Questão de Direito Tributário — Impostos Estaduais — FGV 2025
Direito Tributário›Impostos Estaduais
Código
fg115335
Banca
FGV
Órgão
MPU
Ano
2025
Nível
Superior
Cargo
Analista do - Direito
A organização não governamental Alfa, entidade beneficente de assistência social, oferece assistência médico-hospitalar a pessoas carentes. Ao adquirir medicamentos, a serem utilizados no exercício de sua atividade regular, houve a incidência do imposto sobre operações relativas à circulação de mercadorias e sobre prestações de serviços de transporte interestadual e intermunicipal e de comunicação, ainda que as operações e as prestações se iniciem no exterior (ICMS).
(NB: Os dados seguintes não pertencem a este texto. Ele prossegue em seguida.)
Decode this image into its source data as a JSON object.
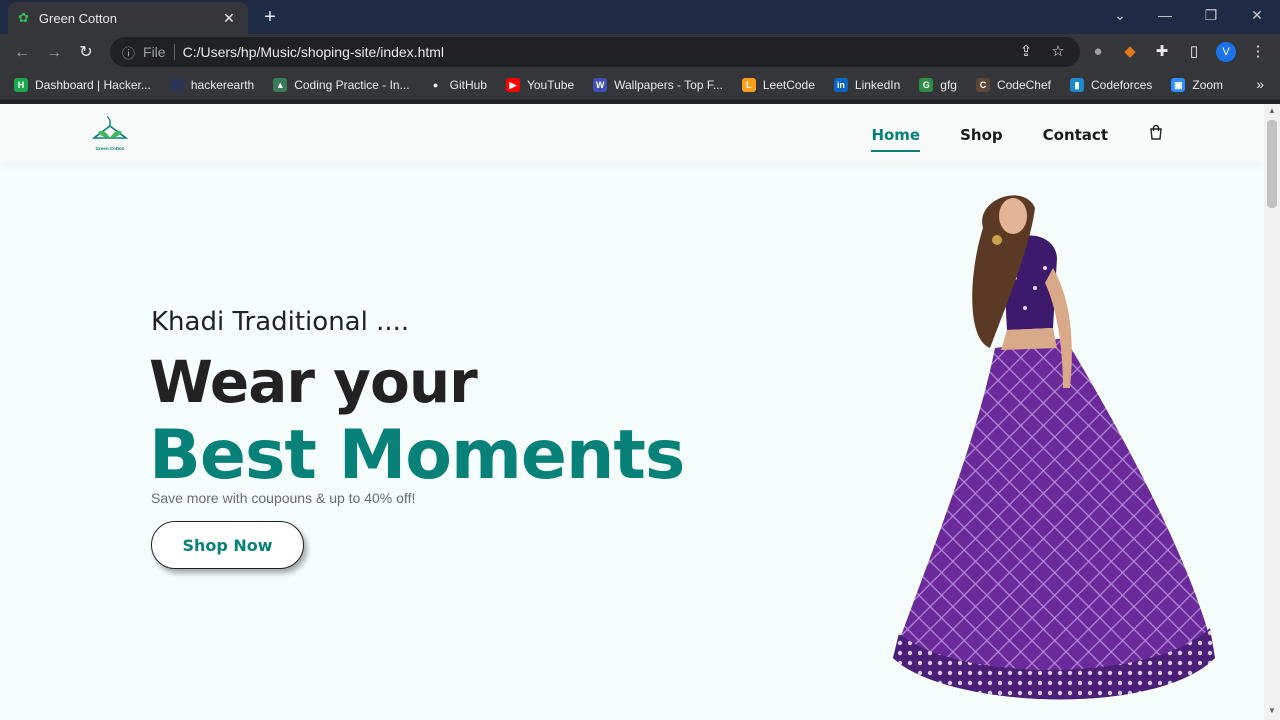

Ao requerer a restituição do valor do referido imposto à Secretaria de Estado competente, teve o seu pedido indeferido, o que a levou a impetrar mandado de segurança por entender que a decisão administrativa era manifestamente contrária à ordem constitucional.O órgão jurisdicional competente, ao julgar o mandado de segurança, observou, corretamente, que Alfa:
Anão tem direito à restituição, considerando que a imunidade tributária subjetiva não incide na hipótese;
Btem direito à restituição, pois o ICMS incidiu sobre insumos a serem utilizados em suas atividades finalísticas;
Ctem direito à restituição, pois arcará com o impacto financeiro do ICMS, modalidade de imposto indireto;
Dnão tem direito à restituição, pois a ordem constitucional não lhe assegura o direito à imunidade tributária nos bens e serviços que adquira para consumo ou que comercialize;
Etem direito à restituição, pois, em razão de suas atividades, há uma correspondência biunívoca entre a imunidade e as figuras do contribuinte de direito e do contribuinte de fato.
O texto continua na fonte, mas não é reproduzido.